Apache server configuration name resolution (virtual host naming + security)
- by Homunculus Reticulli
I have just setup a minimal (hopefully secure? - comments welcome) apache website using the following configuration file:
<VirtualHost *:80>
ServerName foobar.com
ServerAlias www.foobar.com
ServerAdmin [email protected]
DocumentRoot /path/to/websites/foobar/web
DirectoryIndex index.php
# CustomLog with format nickname
LogFormat "%h %l %u %t \"%r\" %>s %b" common
CustomLog "|/usr/bin/cronolog /var/log/apache2/%Y%m.foobar.access.log" common
LogLevel notice
ErrorLog "|/usr/bin/cronolog /var/log/apache2/%Y%m.foobar.errors.log"
<Directory />
AllowOverride None
Order Deny,Allow
Deny from all
</Directory>
<Directory /path/to/websites/>
Options -Indexes FollowSymLinks MultiViews
AllowOverride None
Order allow,deny
allow from all
</Directory>
</VirtualHost>
I am able to access the website by using www.foobar.com, however when I type foobar.com, I get the error 'Server not found' - why is this?
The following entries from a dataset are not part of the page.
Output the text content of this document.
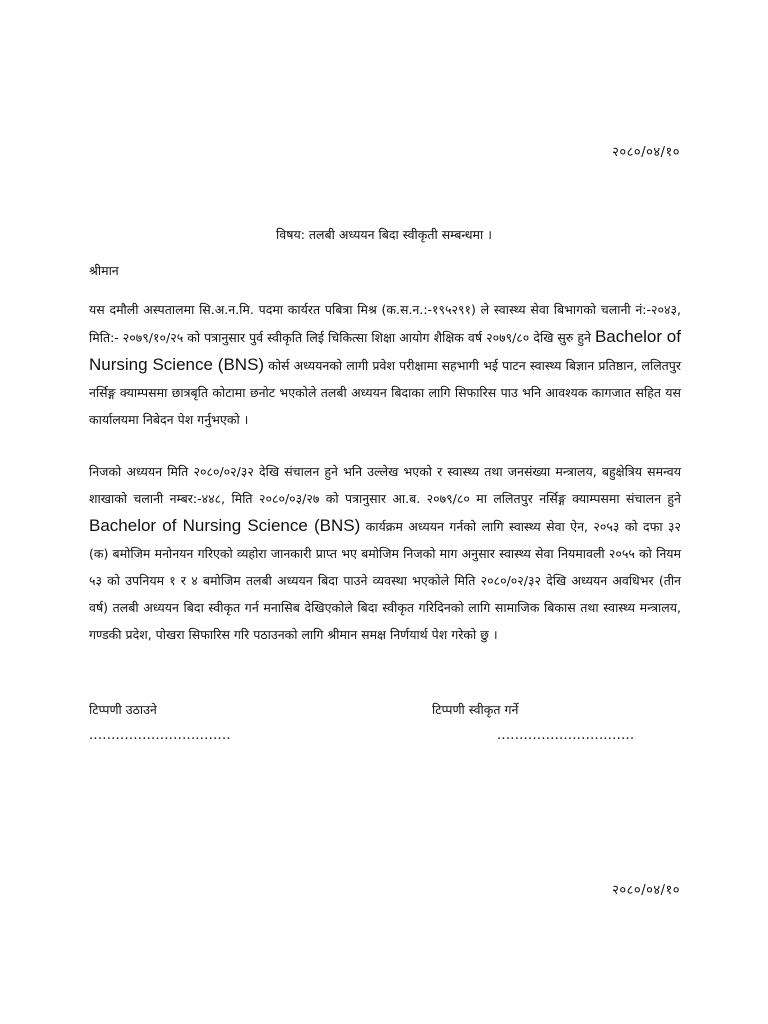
२०८०/०४/१०
विषय: तलबी अध्ययन बिदा स्वीकृती सम्बन्धमा ।
श्रीमान
यस दमौली अस्पतालमा सि.अ.न.मि. पदमा कार्यरत पबित्रा मिश्र (क.स.न.:-१९५२९१) ले स्वास्थ्य सेवा बिभागको चलानी नं:-२०४३, मिति:- २०७९/१०/२५ को पत्रानुसार पुर्व स्वीकृति लिई चिकित्सा शिक्षा आयोग शैक्षिक वर्ष २०७९/८० देखि सुरु हुने Bachelor of Nursing Science (BNS) कोर्स अध्ययनको लागी प्रवेश परीक्षामा सहभागी भई पाटन स्वास्थ्य बिज्ञान प्रतिष्ठान, ललितपुर नर्सिङ्ग क्याम्पसमा छात्रबृति कोटामा छनोट भएकोले तलबी अध्ययन बिदाका लागि सिफारिस पाउ भनि आवश्यक कागजात सहित यस कार्यालयमा निबेदन पेश गर्नुभएको ।
निजको अध्ययन मिति २०८०/०२/३२ देखि संचालन हुने भनि उल्लेख भएको र स्वास्थ्य तथा जनसंख्या मन्त्रालय, बहुक्षेत्रिय समन्वय शाखाको चलानी नम्बर:-४४८, मिति २०८०/०३/२७ को पत्रानुसार आ.ब. २०७९/८० मा ललितपुर नर्सिङ्ग क्याम्पसमा संचालन हुने Bachelor of Nursing Science (BNS) कार्यक्रम अध्ययन गर्नको लागि स्वास्थ्य सेवा ऐन, २०५३ को दफा ३२ (क) बमोजिम मनोनयन गरिएको व्यहोरा जानकारी प्राप्त भए बमोजिम निजको माग अनुसार स्वास्थ्य सेवा नियमावली २०५५ को नियम ५३ को उपनियम १ र ४ बमोजिम तलबी अध्ययन बिदा पाउने व्यवस्था भएकोले मिति २०८०/०२/३२ देखि अध्ययन अवधिभर (तीन वर्ष) तलबी अध्ययन बिदा स्वीकृत गर्न मनासिब देखिएकोले बिदा स्वीकृत गरिदिनको लागि सामाजिक बिकास तथा स्वास्थ्य मन्त्रालय, गण्डकी प्रदेश, पोखरा सिफारिस गरि पठाउनको लागि श्रीमान समक्ष निर्णयार्थ पेश गरेको छु ।
टिप्पणी उठाउने	टिप्पणी स्वीकृत गर्ने
................................	...............................
२०८०/०४/१०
My second question concerns the security implications of the directive:
<Directory /path/to/websites/>
Options -Indexes FollowSymLinks MultiViews
AllowOverride None
Order allow,deny
allow from all
</Directory>
in the configuration above. What exactly is it doing, and is it necessary?. From my (admitedly limited) understanding of Apache configuration files, this means that anyone will be able to access (write to?) the /path/to/websites/ folder. Is my understanding correct? - and if yes, how is this not a security risk?